Harapan dan Realita yang Bertolak Belakang
Sebelumnya, banyak pengemudi ojol yang berharap dapat menerima BHR dengan nominal yang cukup besar, bahkan mencapai Rp 500.000. Angka ini didasarkan pada perhitungan ideal, yakni 20% dari total pendapatan bulanan dikalikan 12 bulan. Namun, realita yang dihadapi berkata lain. Sejumlah pengemudi mengungkapkan kekecewaan mereka karena hanya menerima BHR sebesar Rp 50.000, jumlah yang dinilai sangat kecil dibandingkan dengan harapan semula.
Nadi (42), seorang pengemudi ojol di kawasan Tanah Abang, Jakarta Pusat, mengungkapkan kekecewaannya karena tidak menerima BHR sama sekali. Dengan pendapatan bersih harian sekitar Rp 200.000, Nadi seharusnya menerima sekitar Rp 480.000 sebagai BHR. "Ancang-ancang saya sekitar Rp 500.000 patokannya. Sekarang? Enggak dapat," ujarnya dengan nada kecewa.

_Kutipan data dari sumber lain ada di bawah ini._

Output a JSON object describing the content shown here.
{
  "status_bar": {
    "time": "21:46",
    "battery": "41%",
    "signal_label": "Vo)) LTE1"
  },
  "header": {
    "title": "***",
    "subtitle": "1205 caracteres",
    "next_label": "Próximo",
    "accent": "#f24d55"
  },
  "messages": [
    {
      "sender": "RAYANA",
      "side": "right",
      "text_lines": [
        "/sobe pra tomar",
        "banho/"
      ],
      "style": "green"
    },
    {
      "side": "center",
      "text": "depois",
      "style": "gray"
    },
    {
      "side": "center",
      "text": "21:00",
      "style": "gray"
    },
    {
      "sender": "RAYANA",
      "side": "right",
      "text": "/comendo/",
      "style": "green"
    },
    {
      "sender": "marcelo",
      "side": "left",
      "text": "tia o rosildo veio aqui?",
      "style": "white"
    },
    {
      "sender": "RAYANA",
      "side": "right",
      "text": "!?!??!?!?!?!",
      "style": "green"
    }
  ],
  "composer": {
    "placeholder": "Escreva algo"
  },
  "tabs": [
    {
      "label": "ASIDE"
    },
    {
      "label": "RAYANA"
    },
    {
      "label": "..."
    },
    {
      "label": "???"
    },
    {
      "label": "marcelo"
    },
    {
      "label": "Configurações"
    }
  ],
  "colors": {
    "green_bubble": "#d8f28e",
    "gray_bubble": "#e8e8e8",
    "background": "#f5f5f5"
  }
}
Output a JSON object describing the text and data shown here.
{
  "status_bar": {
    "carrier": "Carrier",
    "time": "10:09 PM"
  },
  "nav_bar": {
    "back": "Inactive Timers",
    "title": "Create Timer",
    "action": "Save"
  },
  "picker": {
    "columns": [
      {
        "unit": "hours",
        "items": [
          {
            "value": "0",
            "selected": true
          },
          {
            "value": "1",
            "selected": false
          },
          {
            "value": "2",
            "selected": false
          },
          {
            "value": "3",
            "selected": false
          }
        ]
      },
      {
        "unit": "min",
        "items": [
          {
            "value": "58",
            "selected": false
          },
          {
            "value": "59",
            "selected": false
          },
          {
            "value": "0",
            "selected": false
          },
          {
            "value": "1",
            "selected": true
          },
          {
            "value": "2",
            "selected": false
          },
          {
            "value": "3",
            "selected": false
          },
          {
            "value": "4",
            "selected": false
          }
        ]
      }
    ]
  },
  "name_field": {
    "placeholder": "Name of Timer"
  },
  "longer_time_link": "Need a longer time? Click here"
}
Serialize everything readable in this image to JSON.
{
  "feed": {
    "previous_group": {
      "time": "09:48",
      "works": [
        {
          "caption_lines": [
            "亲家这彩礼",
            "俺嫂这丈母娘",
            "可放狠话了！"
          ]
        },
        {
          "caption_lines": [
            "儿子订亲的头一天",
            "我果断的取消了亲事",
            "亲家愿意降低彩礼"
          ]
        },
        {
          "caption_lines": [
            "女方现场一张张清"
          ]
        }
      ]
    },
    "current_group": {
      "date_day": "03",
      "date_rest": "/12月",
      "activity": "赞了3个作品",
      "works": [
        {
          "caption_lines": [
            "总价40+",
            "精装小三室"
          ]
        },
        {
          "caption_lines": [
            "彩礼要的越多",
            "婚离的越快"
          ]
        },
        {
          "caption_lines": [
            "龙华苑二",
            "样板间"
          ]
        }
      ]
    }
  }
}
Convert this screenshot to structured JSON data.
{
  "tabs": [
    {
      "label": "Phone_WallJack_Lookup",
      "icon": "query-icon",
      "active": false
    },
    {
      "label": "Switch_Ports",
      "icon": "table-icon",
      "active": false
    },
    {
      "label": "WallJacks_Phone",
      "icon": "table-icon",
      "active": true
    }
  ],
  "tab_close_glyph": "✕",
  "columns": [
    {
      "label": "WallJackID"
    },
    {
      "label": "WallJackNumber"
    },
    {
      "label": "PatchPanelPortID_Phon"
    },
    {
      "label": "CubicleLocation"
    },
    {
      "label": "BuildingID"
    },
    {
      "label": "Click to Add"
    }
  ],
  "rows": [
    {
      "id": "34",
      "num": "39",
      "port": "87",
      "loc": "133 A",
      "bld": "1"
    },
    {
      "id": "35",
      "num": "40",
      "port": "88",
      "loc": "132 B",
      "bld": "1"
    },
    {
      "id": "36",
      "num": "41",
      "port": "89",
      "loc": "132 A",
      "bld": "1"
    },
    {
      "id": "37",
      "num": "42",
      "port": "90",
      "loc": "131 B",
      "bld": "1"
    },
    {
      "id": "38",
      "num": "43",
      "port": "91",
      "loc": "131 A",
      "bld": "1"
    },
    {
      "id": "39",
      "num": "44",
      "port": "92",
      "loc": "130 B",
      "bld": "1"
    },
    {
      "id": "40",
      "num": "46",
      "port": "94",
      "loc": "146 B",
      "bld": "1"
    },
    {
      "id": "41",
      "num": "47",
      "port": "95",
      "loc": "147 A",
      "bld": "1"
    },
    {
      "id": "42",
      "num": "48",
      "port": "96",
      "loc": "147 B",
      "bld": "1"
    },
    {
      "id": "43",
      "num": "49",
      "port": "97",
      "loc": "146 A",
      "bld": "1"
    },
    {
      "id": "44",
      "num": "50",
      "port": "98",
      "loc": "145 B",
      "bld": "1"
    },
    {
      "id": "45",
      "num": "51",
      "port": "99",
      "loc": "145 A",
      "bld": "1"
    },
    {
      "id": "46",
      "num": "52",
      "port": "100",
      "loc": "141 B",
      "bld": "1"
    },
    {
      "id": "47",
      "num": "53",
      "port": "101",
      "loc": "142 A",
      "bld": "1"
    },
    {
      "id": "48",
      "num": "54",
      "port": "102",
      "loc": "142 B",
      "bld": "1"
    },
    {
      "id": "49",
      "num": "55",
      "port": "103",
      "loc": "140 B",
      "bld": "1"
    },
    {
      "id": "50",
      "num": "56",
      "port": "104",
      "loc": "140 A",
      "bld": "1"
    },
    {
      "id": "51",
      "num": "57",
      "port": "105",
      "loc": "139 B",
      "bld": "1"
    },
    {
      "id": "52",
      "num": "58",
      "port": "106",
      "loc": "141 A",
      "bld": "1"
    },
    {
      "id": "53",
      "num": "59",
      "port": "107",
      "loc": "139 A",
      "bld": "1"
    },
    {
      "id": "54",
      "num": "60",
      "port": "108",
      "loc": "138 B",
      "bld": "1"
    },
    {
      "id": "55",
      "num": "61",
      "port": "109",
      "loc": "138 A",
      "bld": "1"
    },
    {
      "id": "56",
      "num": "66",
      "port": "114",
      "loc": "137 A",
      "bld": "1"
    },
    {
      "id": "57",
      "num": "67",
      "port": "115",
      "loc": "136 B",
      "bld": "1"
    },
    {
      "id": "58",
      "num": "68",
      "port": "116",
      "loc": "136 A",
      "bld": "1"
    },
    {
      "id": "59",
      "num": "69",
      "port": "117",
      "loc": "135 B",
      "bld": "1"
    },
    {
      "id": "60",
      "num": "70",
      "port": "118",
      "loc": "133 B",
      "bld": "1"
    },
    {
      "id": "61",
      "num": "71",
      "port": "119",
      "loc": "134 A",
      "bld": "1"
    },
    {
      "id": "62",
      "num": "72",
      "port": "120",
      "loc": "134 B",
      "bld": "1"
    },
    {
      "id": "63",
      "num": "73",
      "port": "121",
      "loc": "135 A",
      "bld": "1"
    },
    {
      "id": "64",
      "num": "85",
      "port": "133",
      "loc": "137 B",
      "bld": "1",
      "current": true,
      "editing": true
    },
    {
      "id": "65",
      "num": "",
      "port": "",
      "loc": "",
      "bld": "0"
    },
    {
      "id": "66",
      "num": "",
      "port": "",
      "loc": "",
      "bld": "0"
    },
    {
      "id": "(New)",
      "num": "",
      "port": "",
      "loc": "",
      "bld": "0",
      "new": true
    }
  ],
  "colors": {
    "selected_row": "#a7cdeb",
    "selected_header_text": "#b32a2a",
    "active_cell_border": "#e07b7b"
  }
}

Kekecewaan serupa juga dirasakan oleh Edi (42), seorang pengemudi ojol yang telah beroperasi selama lebih dari delapan tahun di Tangerang Selatan. Edi berharap dapat menerima BHR minimal Rp 300.000 hingga Rp 500.000. Namun, ia hanya menerima Rp 50.000. "Kalau dari impian angan-angan driver ya seenggaknya Rp 300.000 atau Rp 500.000 lah. Lah, ini cuman Rp 50.000, ya sudahlah," keluhnya.
Imbauan Pemerintah dan Implementasi yang Tidak Konsisten
Pemerintah melalui Surat Edaran No. M/3/HK.04.00/III/2025 telah mengimbau perusahaan aplikasi untuk memberikan BHR kepada pengemudi ojol. Kebijakan ini bertujuan untuk meningkatkan kesejahteraan para mitra pengemudi dan kurir online. Bahkan, salah satu platform transportasi online terbesar, Gojek, dikabarkan menetapkan nominal BHR tertinggi hingga Rp 900.000. Namun, fakta di lapangan menunjukkan bahwa tidak banyak pengemudi yang benar-benar menerima nominal tersebut.
Edi mengaku belum pernah bertemu dengan pengemudi lain yang menerima BHR sebesar Rp 900.000. Kebanyakan pengemudi hanya menerima BHR antara Rp 50.000 hingga Rp 100.000. Perbedaan nominal BHR ini menimbulkan pertanyaan besar di kalangan pengemudi ojol mengenai transparansi dan mekanisme penentuan besaran BHR oleh perusahaan aplikasi.
Tuntutan Transparansi dan Evaluasi Kebijakan
Kekecewaan yang dirasakan oleh para pengemudi ojol ini memicu tuntutan akan transparansi dan evaluasi kebijakan BHR. Mereka berharap pemerintah dan perusahaan aplikasi dapat melakukan evaluasi lebih lanjut agar keadilan dalam pemberian BHR dapat terwujud. Para pengemudi juga berharap adanya mekanisme yang lebih jelas dan transparan dalam penentuan besaran BHR, sehingga tidak menimbulkan kesalahpahaman dan kekecewaan di kemudian hari.
Berikut adalah poin-poin penting yang menjadi perhatian para pengemudi ojol:
- Transparansi: Pengemudi menuntut transparansi dalam penentuan besaran BHR.
- Keadilan: Pengemudi berharap adanya keadilan dalam pembagian BHR.
- Evaluasi: Pengemudi mendesak pemerintah dan perusahaan aplikasi untuk mengevaluasi kebijakan BHR.
Dengan adanya transparansi, keadilan, dan evaluasi kebijakan, diharapkan BHR dapat benar-benar menjadi bantuan yang bermanfaat bagi para pengemudi ojol, bukan sekadar harapan yang pupus di tengah jalan.